On Tue, Jul 24, 2018 at 3:43 PM Stephen Gallagher <sgallagh@redhat.com> wrote:
On Mon, Jul 23, 2018 at 10:28 PM <mcatanzaro@gnome.org> wrote:
On Mon, Jul 23, 2018 at 8:27 PM, Josh Boyer <jwboyer@fedoraproject.org>
wrote:
> My biggest objection here is that it blindly enables things, which
> continues to make our package set a web of inter-dependencies and
> makes any attempts at minimization harder.  I don't think we should
> default to building everything in here.  I understand autotools might
> do that, but I wouldn't necessarily call autotools a best practice to
> begin with...

It's a bit confusing, but Igor is proposing that we *disable* auto
feature detection by passing -Dauto_features=enabled. Um, what? Yes,
the options are enabled, auto (default), and disabled, where both
enabled and disabled turn off auto feature detection. enabled is used
to fail the build whenever an auto dependency is missing, and disabled
is used to allow the build to proceed without that feature.

-Dauto_features=auto is the meson default, and it's what we currently
suffer with autotools: features get silently enabled or disabled
depending on which BuildRequires are present in the spec file. This is
the status quo, and it's a disaster. Auto dependencies are good if
you're building packages locally and don't want to install unnecessary
dependencies (hence a good default behavior), but very bad if you're a
Linux distribution building packages for other people to use and now
have a broken or inferior package due to a desireable dependency being
disabled by mistake. I'm pretty sure there's no argument for keeping
this behavior when building Fedora packages.

We had originally forbidden the use of meson's auto features in GNOME
due to this problem (the automagic dependencies problem [1]), which
annoyed the Meson developers and led to the creation of this
-Dauto_features option. Now it's safe to recommend using auto features,
because we assume distros will build with -Dauto_features=enabled. With
this setting, if you want to disable a feature that's recommended by
upstream, you'll now have to explicitly disable it, which is surely
what we want to avoid features disappearing by mistake.

Then on the other end of the spectrum, -Dauto_features=disabled would
disable all auto features... that would make packagers responsible for
constantly monitoring the upstream feature set with every release and
making choices about what to enable or disable. It sounds like you
might be advocating this option, but that does not seem at all
practical to me. Packagers sometimes know better than upstream which
features should be enabled in Fedora, but not usually. And packagers
might sometimes audit the upstream feature list after new releases to
see if new features should be enabled... but that seems like a rarity
to me. If we use -Dauto_features=disabled, a bunch of important
features will go missing, and Fedora will suffer from that. So let's
trust upstream by default, and override where it makes sense.

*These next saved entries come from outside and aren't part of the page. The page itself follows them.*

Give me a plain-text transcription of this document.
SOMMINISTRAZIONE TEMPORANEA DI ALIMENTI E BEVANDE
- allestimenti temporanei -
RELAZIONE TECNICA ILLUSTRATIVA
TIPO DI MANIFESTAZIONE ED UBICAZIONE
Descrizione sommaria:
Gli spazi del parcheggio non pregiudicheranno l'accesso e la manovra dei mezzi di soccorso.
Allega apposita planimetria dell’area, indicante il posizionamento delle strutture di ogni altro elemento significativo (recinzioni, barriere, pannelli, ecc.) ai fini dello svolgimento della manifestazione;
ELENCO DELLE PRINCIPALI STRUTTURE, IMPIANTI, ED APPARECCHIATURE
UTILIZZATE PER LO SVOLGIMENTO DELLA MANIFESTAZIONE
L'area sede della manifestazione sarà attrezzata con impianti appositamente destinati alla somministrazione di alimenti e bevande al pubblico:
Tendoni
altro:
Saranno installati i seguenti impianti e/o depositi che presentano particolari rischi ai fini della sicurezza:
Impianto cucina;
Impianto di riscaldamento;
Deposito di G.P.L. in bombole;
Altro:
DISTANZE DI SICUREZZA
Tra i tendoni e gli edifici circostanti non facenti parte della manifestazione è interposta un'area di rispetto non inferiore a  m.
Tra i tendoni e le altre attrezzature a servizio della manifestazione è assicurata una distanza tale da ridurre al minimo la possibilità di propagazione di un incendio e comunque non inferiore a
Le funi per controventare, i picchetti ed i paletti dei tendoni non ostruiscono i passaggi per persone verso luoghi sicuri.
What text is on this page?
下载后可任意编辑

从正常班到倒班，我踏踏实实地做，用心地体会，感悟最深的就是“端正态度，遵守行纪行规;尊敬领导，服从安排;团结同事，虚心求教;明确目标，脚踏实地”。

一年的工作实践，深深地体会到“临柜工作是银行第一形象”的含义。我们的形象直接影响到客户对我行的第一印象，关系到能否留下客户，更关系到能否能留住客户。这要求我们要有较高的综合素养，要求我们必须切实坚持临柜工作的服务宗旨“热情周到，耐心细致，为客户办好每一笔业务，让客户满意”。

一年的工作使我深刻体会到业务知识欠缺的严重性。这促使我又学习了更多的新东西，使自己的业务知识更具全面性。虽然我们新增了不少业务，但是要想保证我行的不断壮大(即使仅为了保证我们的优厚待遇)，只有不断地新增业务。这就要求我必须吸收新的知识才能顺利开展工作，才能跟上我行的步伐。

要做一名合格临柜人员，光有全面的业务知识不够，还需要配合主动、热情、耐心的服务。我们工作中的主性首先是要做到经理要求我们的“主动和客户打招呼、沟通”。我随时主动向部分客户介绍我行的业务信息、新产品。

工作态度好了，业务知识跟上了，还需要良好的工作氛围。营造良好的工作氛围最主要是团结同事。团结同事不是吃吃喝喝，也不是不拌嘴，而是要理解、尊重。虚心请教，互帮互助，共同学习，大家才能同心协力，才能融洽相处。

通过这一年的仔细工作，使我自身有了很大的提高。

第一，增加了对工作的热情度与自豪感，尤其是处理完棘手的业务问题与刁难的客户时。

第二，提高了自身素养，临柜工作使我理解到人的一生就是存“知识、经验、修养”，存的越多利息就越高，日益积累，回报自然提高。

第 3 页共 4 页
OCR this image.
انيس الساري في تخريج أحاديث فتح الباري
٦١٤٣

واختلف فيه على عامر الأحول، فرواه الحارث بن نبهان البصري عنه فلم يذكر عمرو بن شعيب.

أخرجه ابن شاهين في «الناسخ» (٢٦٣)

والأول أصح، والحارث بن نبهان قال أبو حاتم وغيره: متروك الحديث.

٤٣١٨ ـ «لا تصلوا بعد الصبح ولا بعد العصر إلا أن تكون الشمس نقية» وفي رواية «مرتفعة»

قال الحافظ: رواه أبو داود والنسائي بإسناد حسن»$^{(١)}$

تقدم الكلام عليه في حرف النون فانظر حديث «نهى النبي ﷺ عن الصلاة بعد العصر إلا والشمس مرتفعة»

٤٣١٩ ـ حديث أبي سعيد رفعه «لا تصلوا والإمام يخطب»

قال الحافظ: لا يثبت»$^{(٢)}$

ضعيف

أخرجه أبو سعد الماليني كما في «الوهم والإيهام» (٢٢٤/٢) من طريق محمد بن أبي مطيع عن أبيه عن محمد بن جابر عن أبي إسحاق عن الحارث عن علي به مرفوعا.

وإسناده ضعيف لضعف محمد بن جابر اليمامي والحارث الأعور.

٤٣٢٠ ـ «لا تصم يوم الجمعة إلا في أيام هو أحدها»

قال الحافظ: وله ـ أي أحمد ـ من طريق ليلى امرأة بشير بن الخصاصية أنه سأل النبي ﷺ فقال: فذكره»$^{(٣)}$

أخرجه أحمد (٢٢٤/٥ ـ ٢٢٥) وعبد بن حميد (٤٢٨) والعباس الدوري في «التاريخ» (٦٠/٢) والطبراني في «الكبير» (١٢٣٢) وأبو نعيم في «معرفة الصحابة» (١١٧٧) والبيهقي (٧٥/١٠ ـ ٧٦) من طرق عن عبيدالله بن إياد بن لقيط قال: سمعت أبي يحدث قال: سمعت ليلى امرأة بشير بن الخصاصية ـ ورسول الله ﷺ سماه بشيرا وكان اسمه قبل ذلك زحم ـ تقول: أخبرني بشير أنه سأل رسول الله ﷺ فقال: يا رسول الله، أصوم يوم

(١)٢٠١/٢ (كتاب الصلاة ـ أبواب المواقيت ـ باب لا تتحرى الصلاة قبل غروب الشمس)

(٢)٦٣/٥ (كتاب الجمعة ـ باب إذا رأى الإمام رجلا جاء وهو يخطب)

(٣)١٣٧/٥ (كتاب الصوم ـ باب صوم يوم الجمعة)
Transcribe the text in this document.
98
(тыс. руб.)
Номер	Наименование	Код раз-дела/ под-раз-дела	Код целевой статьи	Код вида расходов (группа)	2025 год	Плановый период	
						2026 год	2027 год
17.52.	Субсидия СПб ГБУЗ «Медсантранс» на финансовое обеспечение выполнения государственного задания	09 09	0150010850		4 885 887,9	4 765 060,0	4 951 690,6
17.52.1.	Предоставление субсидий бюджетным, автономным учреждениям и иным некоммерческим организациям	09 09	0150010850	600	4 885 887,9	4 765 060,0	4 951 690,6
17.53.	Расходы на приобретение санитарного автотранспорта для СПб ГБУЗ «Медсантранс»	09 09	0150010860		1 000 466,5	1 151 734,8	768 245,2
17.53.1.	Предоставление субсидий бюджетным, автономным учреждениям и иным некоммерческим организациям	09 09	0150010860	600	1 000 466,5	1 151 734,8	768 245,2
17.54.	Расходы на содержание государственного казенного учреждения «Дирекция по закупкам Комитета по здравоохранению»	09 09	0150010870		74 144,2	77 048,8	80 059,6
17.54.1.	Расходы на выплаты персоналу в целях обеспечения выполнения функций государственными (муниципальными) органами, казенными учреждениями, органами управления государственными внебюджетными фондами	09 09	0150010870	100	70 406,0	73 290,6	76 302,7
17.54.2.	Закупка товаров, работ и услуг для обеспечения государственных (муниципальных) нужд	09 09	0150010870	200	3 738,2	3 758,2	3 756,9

Thank you for the detailed explanation, Michael. That does make it much clearer. So the effect of this change (which should probably be proposed as a System-Wide Change to FESCo, since it affects the default build flags[*]) is to make the build deterministic by not quietly suppressing some of the output if their build dependencies are unsatisfied. This then forces packagers to use explicit enablement and disablement flags if they want to diverge from upstream.

I don't think this has anything to do with system-wide changes. It affects only components which use meson. However I might submit self-contained one if you feel strongly about this.
 
I don't think this will really have a meaningful impact on the dependency creep, other than to make it more accurately represent the upstream preferred state. We can then choose to diverge as needed.

I'm in favor of this change, but as I said above, I'd like to see this go through the Change process since it potentially impacts anything using meson to build.


[*] This is minimally-invasive, so I'd be willing to consider it as a late proposal for F29.